When it comes to providing a centralised service that supports multiple concurrent users, such as an internal chatbot, developer assistants or a company-wide RAG (Retrieval-Augmented Generation) service, or be a framework for underlying virtual agents, the architecture must be designed for handling it at scale.
Therefore some key considerations are important
- Load Balancing and Model Parallelism
In multi-user scenarios, a single instance of a model may not be sufficient to serve all incoming requests. To handle this, load balancing and model sharding can be employed. Model parallelism splits the model across multiple GPUs, while data parallelism replicates the model across GPUs and handles different requests. Frameworks like vLLM are useful tools to manage inference at scale. - Serving Frameworks
Tools like vLLM (optimized for serving LLMs with high throughput and low latency) or Triton Inference Server by NVIDIA can serve multiple models simultaneously, manage batching efficiently, and even support dynamic model loading. These tools integrate with Kubernetes for orchestration and can expose APIs to frontend applications. - Model Quantization and Optimization
Running LLMs at scale can be optimized further through quantization techniques, such as INT4 or INT8 precision. This can reduce memory usage significantly, with minimal accuracy loss. - Multi-Tenant Architecture
If the LLM service is shared across departments or teams, it’s important to isolate workloads and manage quotas. Techniques such as request throttling, per-user model sessions, or fine-tuned models for different user groups can be introduced. Using an API gateway with authentication and logging helps secure and monitor usage, with tools like OpenLLM. - Storage and Vector Databases for RAG
RAG applications require document stores or vector databases to retrieve relevant content.

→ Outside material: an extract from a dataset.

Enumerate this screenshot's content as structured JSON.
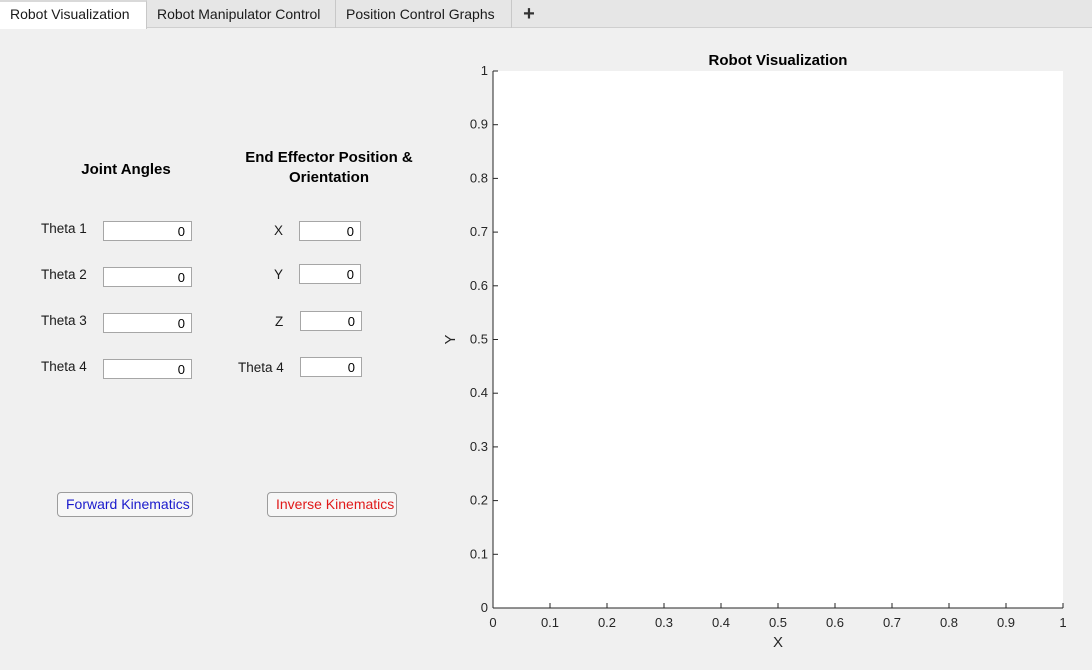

Tools like Chroma, Weaviate, AstraDB, or Qdrant integrate well with private LLM infrastructure.
So one can go in the direction of using turnkey ready platforms from vendors like
•HPE Private Cloud AI
•OpenShift Enterprise AI
•VMware Private Cloud AI
•Nutanix Enterprise AI
•Open-source with vLLM
•NVIDIA AI Enterprise (RUN:AI)
While some are more integrated then others such as VMware that combines all with virtualisation, while Openshift is more from a Cloud native perspective. Most of them use vLLM underneath and if you also want to provide additional isolation between workloads running on GenAI to support multi-tenancy you can also use for instance NVIDIA MIG Isolation. NVIDIA MIG also allows you to run dedicated workloads in a isolated partition on the GPU (as seen below) the problem is that with most cases you limit the amount of GPU memory so that it can no longer run the LLM.

Most of the services listed above provide a set of management capabilities that can run inferencing, fine-tuning but also MLOps services. Most of these also use vLLM (in combination with other inferencing runtimes).

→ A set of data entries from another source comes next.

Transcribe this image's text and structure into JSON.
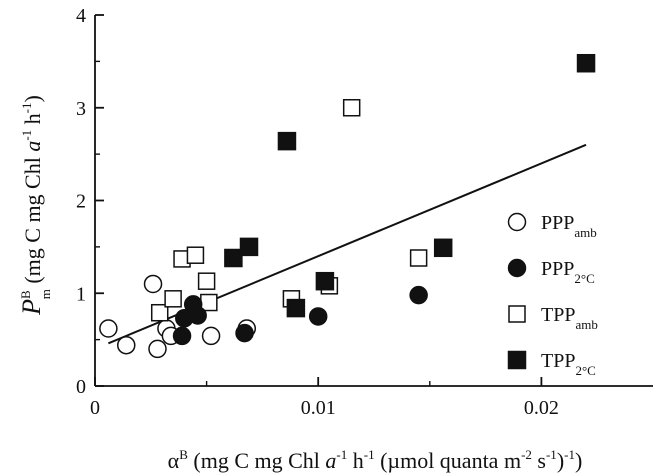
{
  "chart_data": {
    "type": "scatter",
    "xlim": [
      0,
      0.025
    ],
    "ylim": [
      0,
      4
    ],
    "x_ticks": [
      "0",
      "0.01",
      "0.02"
    ],
    "y_ticks": [
      "0",
      "1",
      "2",
      "3",
      "4"
    ],
    "xlabel": {
      "symbol": "α",
      "symbol_sup": "B",
      "part1": " (mg C mg Chl ",
      "italic": "a",
      "sup1": "-1",
      "part2": " h",
      "sup2": "-1",
      "part3": " (µmol quanta m",
      "sup3": "-2",
      "part4": " s",
      "sup4": "-1",
      "part5": ")",
      "sup5": "-1",
      "part6": ")"
    },
    "ylabel": {
      "symbol": "P",
      "symbol_sup": "B",
      "symbol_sub": "m",
      "part1": " (mg C mg Chl ",
      "italic": "a",
      "sup1": "-1",
      "part2": " h",
      "sup2": "-1",
      "part3": ")"
    },
    "series": [
      {
        "name": "PPPamb",
        "label_main": "PPP",
        "label_sub": "amb",
        "marker": "circle-open",
        "points": [
          [
            0.0006,
            0.62
          ],
          [
            0.0014,
            0.44
          ],
          [
            0.0026,
            1.1
          ],
          [
            0.0028,
            0.4
          ],
          [
            0.0032,
            0.62
          ],
          [
            0.0034,
            0.54
          ],
          [
            0.0045,
            0.78
          ],
          [
            0.0052,
            0.54
          ],
          [
            0.0068,
            0.62
          ]
        ]
      },
      {
        "name": "PPP2°C",
        "label_main": "PPP",
        "label_sub": "2°C",
        "marker": "circle-filled",
        "points": [
          [
            0.0039,
            0.54
          ],
          [
            0.004,
            0.73
          ],
          [
            0.0044,
            0.88
          ],
          [
            0.0046,
            0.76
          ],
          [
            0.0067,
            0.57
          ],
          [
            0.01,
            0.75
          ],
          [
            0.0145,
            0.98
          ]
        ]
      },
      {
        "name": "TPPamb",
        "label_main": "TPP",
        "label_sub": "amb",
        "marker": "square-open",
        "points": [
          [
            0.0029,
            0.79
          ],
          [
            0.0035,
            0.94
          ],
          [
            0.0039,
            1.37
          ],
          [
            0.0045,
            1.41
          ],
          [
            0.005,
            1.13
          ],
          [
            0.0051,
            0.9
          ],
          [
            0.0088,
            0.94
          ],
          [
            0.0105,
            1.08
          ],
          [
            0.0115,
            3.0
          ],
          [
            0.0145,
            1.38
          ]
        ]
      },
      {
        "name": "TPP2°C",
        "label_main": "TPP",
        "label_sub": "2°C",
        "marker": "square-filled",
        "points": [
          [
            0.0062,
            1.38
          ],
          [
            0.0069,
            1.5
          ],
          [
            0.0086,
            2.64
          ],
          [
            0.009,
            0.84
          ],
          [
            0.0103,
            1.13
          ],
          [
            0.0156,
            1.49
          ],
          [
            0.022,
            3.48
          ]
        ]
      }
    ],
    "regression_line": {
      "x": [
        0.0006,
        0.022
      ],
      "y": [
        0.46,
        2.6
      ]
    },
    "legend_position": "right",
    "grid": false
  }
}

However it should be noted that building an agent ecosystem on top of private infrastructure requires inferencing API that supports or uses the OpenAI compatible API.
Summary
Can we have freedom from external control, have access to the “cheapest” alternative for virtualization , leverage AI as we want but also have hybrid cloud with built-in option for workloads where it is required or beneficial?
What matters the most? What is your business drivers? Everything is possible, but the main thing I want to highlight in this article is that there are options available, many alternatives to each of the topics but it requires some research into the alternatives and your own needs to determine what is the right choice.